Nach Gaststart: MPB will mit Gradinger in die SSP-WM

Von Esther Babel
Supersport-WM
Teamchef Marcel Bach und Thomas Gradinger (v.l.)

Teamchef Marcel Bach und Thomas Gradinger (v.l.)

An vergangenen Wochenende war IDM-Leader Thomas Gradinger mit einer Wildcard bei der Supersport-WM auf dem Lausitzring an Start. Nach Rang 9 plant Teamchef Marcel Bach den Aufstieg in die 600er-Weltmeisterschaft 2018.

Für Marcel Bach, Chef des Teams MPB und sonst in der IDM Superbike und der IDM Supersport unterwegs, hielt sich die Aufregung vor der Abreise an den Lausitzring in Grenzen. Immerhin trat das in diesem Jahr neu gegründete Team nicht nur mit Stefan Kerschbaumer und Daniel Kartheininger bei der IDM Superbike an. Mit Thomas Gradinger, Führender der IDM Supersport 600, hatte man auch eine Wildcard für den WM-Lauf ergattert.

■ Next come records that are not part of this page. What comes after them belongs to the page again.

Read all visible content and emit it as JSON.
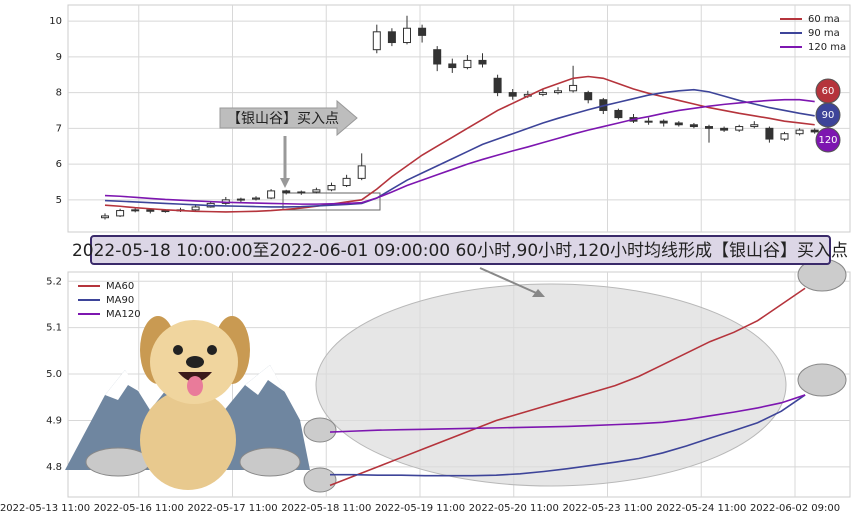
{
  "banner": "2022-05-18 10:00:00至2022-06-01 09:00:00 60小时,90小时,120小时均线形成【银山谷】买入点",
  "chart_data": [
    {
      "type": "candlestick",
      "annotation": "【银山谷】买入点",
      "candle_color": "#333333",
      "legend": "upper right",
      "ylim": [
        4.1,
        10.45
      ],
      "yticks": [
        5,
        6,
        7,
        8,
        9,
        10
      ],
      "grid": true,
      "ohlc": [
        [
          4.5,
          4.62,
          4.45,
          4.55
        ],
        [
          4.55,
          4.75,
          4.52,
          4.7
        ],
        [
          4.7,
          4.8,
          4.65,
          4.72
        ],
        [
          4.72,
          4.76,
          4.62,
          4.68
        ],
        [
          4.68,
          4.74,
          4.64,
          4.7
        ],
        [
          4.7,
          4.78,
          4.66,
          4.72
        ],
        [
          4.72,
          4.86,
          4.7,
          4.8
        ],
        [
          4.8,
          4.95,
          4.78,
          4.9
        ],
        [
          4.9,
          5.08,
          4.86,
          5
        ],
        [
          5,
          5.06,
          4.94,
          5.02
        ],
        [
          5.02,
          5.1,
          4.98,
          5.05
        ],
        [
          5.05,
          5.3,
          5.02,
          5.25
        ],
        [
          5.25,
          5.28,
          5.15,
          5.2
        ],
        [
          5.2,
          5.26,
          5.14,
          5.22
        ],
        [
          5.22,
          5.34,
          5.18,
          5.28
        ],
        [
          5.28,
          5.48,
          5.24,
          5.4
        ],
        [
          5.4,
          5.7,
          5.36,
          5.6
        ],
        [
          5.6,
          6.3,
          5.55,
          5.95
        ],
        [
          9.2,
          9.9,
          9.1,
          9.7
        ],
        [
          9.7,
          9.8,
          9.3,
          9.4
        ],
        [
          9.4,
          10.15,
          9.35,
          9.8
        ],
        [
          9.8,
          9.9,
          9.4,
          9.6
        ],
        [
          9.2,
          9.3,
          8.6,
          8.8
        ],
        [
          8.8,
          8.95,
          8.55,
          8.7
        ],
        [
          8.7,
          9.05,
          8.65,
          8.9
        ],
        [
          8.9,
          9.1,
          8.7,
          8.8
        ],
        [
          8.4,
          8.5,
          7.9,
          8
        ],
        [
          8,
          8.1,
          7.8,
          7.9
        ],
        [
          7.9,
          8.05,
          7.85,
          7.95
        ],
        [
          7.95,
          8.1,
          7.9,
          8
        ],
        [
          8,
          8.15,
          7.95,
          8.05
        ],
        [
          8.05,
          8.75,
          8,
          8.2
        ],
        [
          8,
          8.05,
          7.7,
          7.8
        ],
        [
          7.8,
          7.85,
          7.4,
          7.5
        ],
        [
          7.5,
          7.55,
          7.25,
          7.3
        ],
        [
          7.3,
          7.4,
          7.15,
          7.2
        ],
        [
          7.2,
          7.3,
          7.1,
          7.2
        ],
        [
          7.2,
          7.25,
          7.05,
          7.15
        ],
        [
          7.15,
          7.2,
          7.05,
          7.1
        ],
        [
          7.1,
          7.15,
          7,
          7.05
        ],
        [
          7.05,
          7.1,
          6.6,
          7
        ],
        [
          7,
          7.05,
          6.9,
          6.95
        ],
        [
          6.95,
          7.1,
          6.9,
          7.05
        ],
        [
          7.05,
          7.2,
          7,
          7.1
        ],
        [
          7,
          7.05,
          6.6,
          6.7
        ],
        [
          6.7,
          6.9,
          6.65,
          6.85
        ],
        [
          6.85,
          7,
          6.8,
          6.95
        ],
        [
          6.95,
          7,
          6.85,
          6.9
        ]
      ],
      "series": [
        {
          "name": "60 ma",
          "badge": "60",
          "color": "#b5343c",
          "values": [
            4.85,
            4.82,
            4.78,
            4.75,
            4.72,
            4.7,
            4.68,
            4.67,
            4.66,
            4.67,
            4.68,
            4.7,
            4.73,
            4.77,
            4.82,
            4.88,
            4.94,
            5,
            5.3,
            5.65,
            5.95,
            6.25,
            6.5,
            6.75,
            7,
            7.25,
            7.5,
            7.7,
            7.9,
            8.1,
            8.25,
            8.4,
            8.45,
            8.4,
            8.25,
            8.1,
            7.98,
            7.88,
            7.78,
            7.68,
            7.58,
            7.5,
            7.42,
            7.35,
            7.28,
            7.2,
            7.15,
            7.1
          ]
        },
        {
          "name": "90 ma",
          "badge": "90",
          "color": "#3d4499",
          "values": [
            4.98,
            4.96,
            4.94,
            4.92,
            4.9,
            4.88,
            4.86,
            4.84,
            4.83,
            4.82,
            4.81,
            4.8,
            4.8,
            4.81,
            4.83,
            4.85,
            4.87,
            4.9,
            5.05,
            5.3,
            5.55,
            5.75,
            5.95,
            6.15,
            6.35,
            6.55,
            6.7,
            6.85,
            7,
            7.15,
            7.28,
            7.4,
            7.52,
            7.63,
            7.73,
            7.83,
            7.93,
            8,
            8.05,
            8.08,
            8.02,
            7.9,
            7.78,
            7.68,
            7.58,
            7.5,
            7.42,
            7.35
          ]
        },
        {
          "name": "120 ma",
          "badge": "120",
          "color": "#7d16b0",
          "values": [
            5.12,
            5.1,
            5.07,
            5.04,
            5.01,
            4.99,
            4.97,
            4.95,
            4.93,
            4.92,
            4.91,
            4.9,
            4.89,
            4.88,
            4.88,
            4.89,
            4.9,
            4.92,
            5.05,
            5.22,
            5.4,
            5.55,
            5.7,
            5.85,
            6,
            6.13,
            6.25,
            6.37,
            6.48,
            6.6,
            6.72,
            6.84,
            6.95,
            7.05,
            7.15,
            7.25,
            7.33,
            7.42,
            7.5,
            7.56,
            7.62,
            7.67,
            7.71,
            7.75,
            7.78,
            7.8,
            7.8,
            7.75
          ]
        }
      ]
    },
    {
      "type": "line",
      "legend": "upper left",
      "grid": true,
      "x_labels": [
        "2022-05-13 11:00",
        "2022-05-16 11:00",
        "2022-05-17 11:00",
        "2022-05-18 11:00",
        "2022-05-19 11:00",
        "2022-05-20 11:00",
        "2022-05-23 11:00",
        "2022-05-24 11:00",
        "2022-06-02 09:00"
      ],
      "ylim": [
        4.735,
        5.22
      ],
      "yticks": [
        4.8,
        4.9,
        {
          "value": 5,
          "label": "5.0"
        },
        5.1,
        5.2
      ],
      "xlim": [
        -11.03,
        21.89
      ],
      "x": [
        0,
        1,
        2,
        3,
        4,
        5,
        6,
        7,
        8,
        9,
        10,
        11,
        12,
        13,
        14,
        15,
        16,
        17,
        18,
        19,
        20
      ],
      "series": [
        {
          "name": "MA60",
          "color": "#b5343c",
          "values": [
            4.76,
            4.78,
            4.8,
            4.82,
            4.84,
            4.86,
            4.88,
            4.9,
            4.915,
            4.93,
            4.945,
            4.96,
            4.975,
            4.995,
            5.02,
            5.045,
            5.07,
            5.09,
            5.115,
            5.15,
            5.185
          ]
        },
        {
          "name": "MA90",
          "color": "#3d4499",
          "values": [
            4.783,
            4.783,
            4.782,
            4.782,
            4.781,
            4.781,
            4.781,
            4.782,
            4.785,
            4.79,
            4.796,
            4.803,
            4.81,
            4.818,
            4.83,
            4.845,
            4.862,
            4.878,
            4.895,
            4.92,
            4.955
          ]
        },
        {
          "name": "MA120",
          "color": "#7d16b0",
          "values": [
            4.875,
            4.877,
            4.879,
            4.88,
            4.881,
            4.882,
            4.883,
            4.884,
            4.885,
            4.886,
            4.887,
            4.889,
            4.891,
            4.893,
            4.896,
            4.902,
            4.91,
            4.918,
            4.927,
            4.938,
            4.955
          ]
        }
      ]
    }
  ]
}
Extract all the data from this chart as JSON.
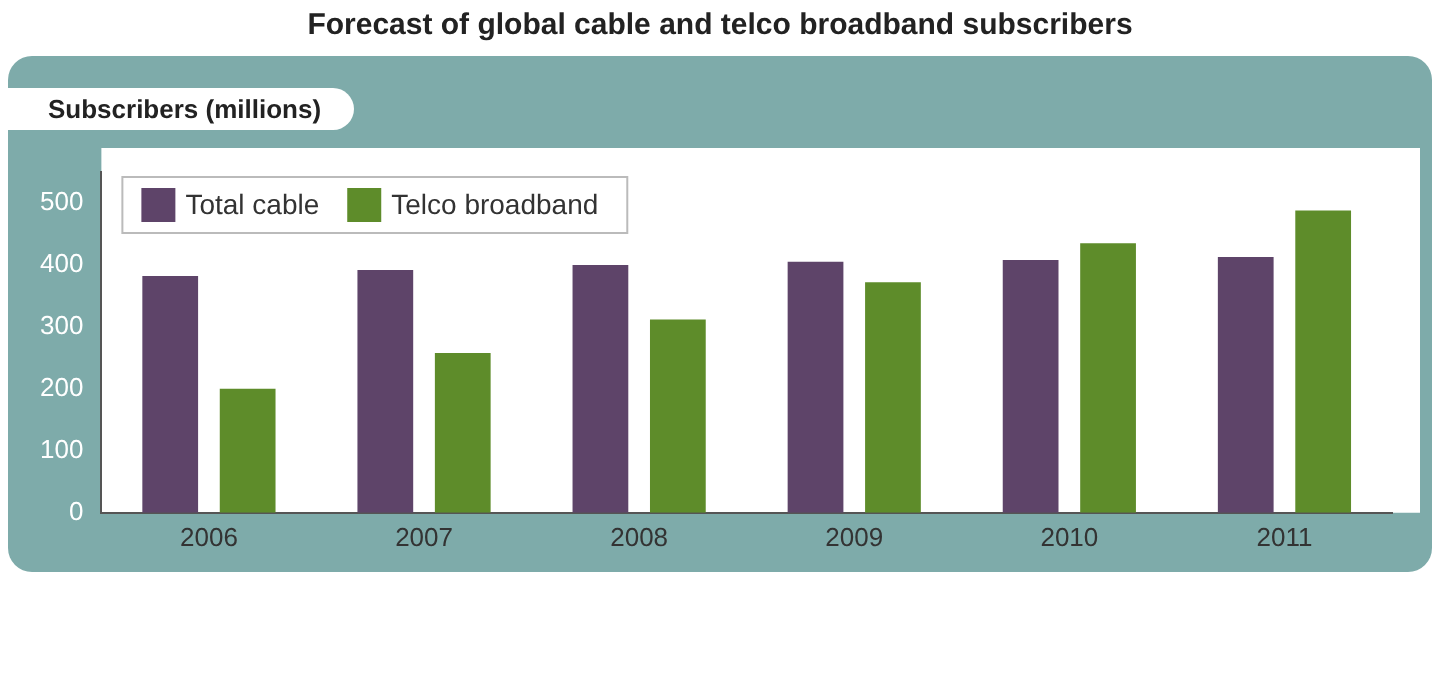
{
  "chart_data": {
    "type": "bar",
    "title": "Forecast of global cable and telco broadband subscribers",
    "ylabel": "Subscribers (millions)",
    "categories": [
      "2006",
      "2007",
      "2008",
      "2009",
      "2010",
      "2011"
    ],
    "series": [
      {
        "name": "Total cable",
        "color": "#5e4469",
        "values": [
          382,
          392,
          400,
          405,
          408,
          413
        ]
      },
      {
        "name": "Telco broadband",
        "color": "#5e8c2a",
        "values": [
          200,
          258,
          312,
          372,
          435,
          488
        ]
      }
    ],
    "ylim": [
      0,
      550
    ],
    "yticks": [
      0,
      100,
      200,
      300,
      400,
      500
    ],
    "grid": false,
    "legend": "top left"
  }
}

«Es liegt ja auch in meinem Interesse und dem des Teams, dass ich nicht nervös bin», erklärte er gegenüber SPEEDWEEK.com. «Ich war vorher eher gespannt, auch auf die Erfahrungen, was uns da eventuell 2018 erwarten könnte.»

Denn das ist das Ziel von Bach und seinem jungen Team ist der Einstieg in die Supersport-Weltmeisterschaft! Erst Gespräche mit Veranstalter Dorna standen schon an diesem Wochenende auf dem Programm.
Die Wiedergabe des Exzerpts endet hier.